BioNeMo users include numerous drug developers:
- Astellas Pharma is using BioNeMo to accelerate molecular simulations and large language models for drug discovery—as well as using the Tokyo-1 AI supercomputer toward that work.
- Iambic has agreed to contribute its NeuralPLexer model as a BioNeMo cloud API for noncommercial use, by helping researchers predict how a protein’s 3D structure changes in response to a drug molecule.
- Insilico Medicine has integrated BioNeMo in its AI-accelerated drug discovery workflow, which has grown into a pipeline of more than 30 therapeutic assets—six of them in clinical stages. Nvidia nurtured Insilico during its startup days by inviting it into its NVIDIA Inception program for startups.
- Recursion uses BioNeMo to offer its Phenom-Beta AI transformer model, designed to extract insights from cellular microscopy images to help researchers better understand cell function.
- Terray Therapeutics is developing a multi-target structural binding model with help from BioNeMo. Terray is also training generative AI models for small molecule design on Nvidia DGX Cloud.
Nvidia says developers can access NIM microservices through its NVIDIA AI Enterprise 5.0 software platform, by using NVIDIA-Certified Systems on premises, as well as through public cloud platforms such as Amazon Web Services (AWS), Google Cloud, Microsoft Azure, and Oracle Cloud Infrastructure.

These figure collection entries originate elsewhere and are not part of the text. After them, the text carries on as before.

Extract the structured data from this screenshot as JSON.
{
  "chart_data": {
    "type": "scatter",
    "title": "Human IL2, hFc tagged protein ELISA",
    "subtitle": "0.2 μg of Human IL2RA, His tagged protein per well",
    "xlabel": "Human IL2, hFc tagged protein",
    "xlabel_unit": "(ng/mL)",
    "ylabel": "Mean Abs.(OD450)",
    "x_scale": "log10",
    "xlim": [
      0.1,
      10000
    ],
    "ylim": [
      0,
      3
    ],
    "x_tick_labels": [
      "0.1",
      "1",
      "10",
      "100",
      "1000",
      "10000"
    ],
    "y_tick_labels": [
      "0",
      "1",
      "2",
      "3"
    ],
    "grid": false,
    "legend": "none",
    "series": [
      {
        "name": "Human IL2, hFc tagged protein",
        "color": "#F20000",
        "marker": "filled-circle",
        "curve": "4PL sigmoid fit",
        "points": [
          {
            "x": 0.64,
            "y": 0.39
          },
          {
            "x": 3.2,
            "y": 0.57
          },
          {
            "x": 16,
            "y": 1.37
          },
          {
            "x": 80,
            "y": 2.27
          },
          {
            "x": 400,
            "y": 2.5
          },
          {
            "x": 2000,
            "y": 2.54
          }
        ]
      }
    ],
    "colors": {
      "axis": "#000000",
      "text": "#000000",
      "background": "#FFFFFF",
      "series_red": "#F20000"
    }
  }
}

Nvidia announced additional life sciences-focused collaborations as expansions of existing partnerships with Amazon Web Services (AWS), Microsoft, and other companies.
BioNeMo foundation models will soon be accessible on AWS HealthOmics, a service designed to help life sciences organizations and healthcare providers store, query, and analyze genomic, transcriptomic, and other “omics” data. AWS will use the NVIDIA Blackwell GPU platform.
Microsoft said it will combine its Microsoft Azure cloud platform with the NVIDIA DGX Cloud and NVIDIA Clara suite of computing platforms, software, and services, with the aim of helping life sciences organizations and healthcare providers accelerate clinical research and drug discovery, broaden access to precision medicines, and enhance medical image-based diagnostic technology.
GEN’s’ attendance at NVDIA GTC 2024 was funded by Nvidia.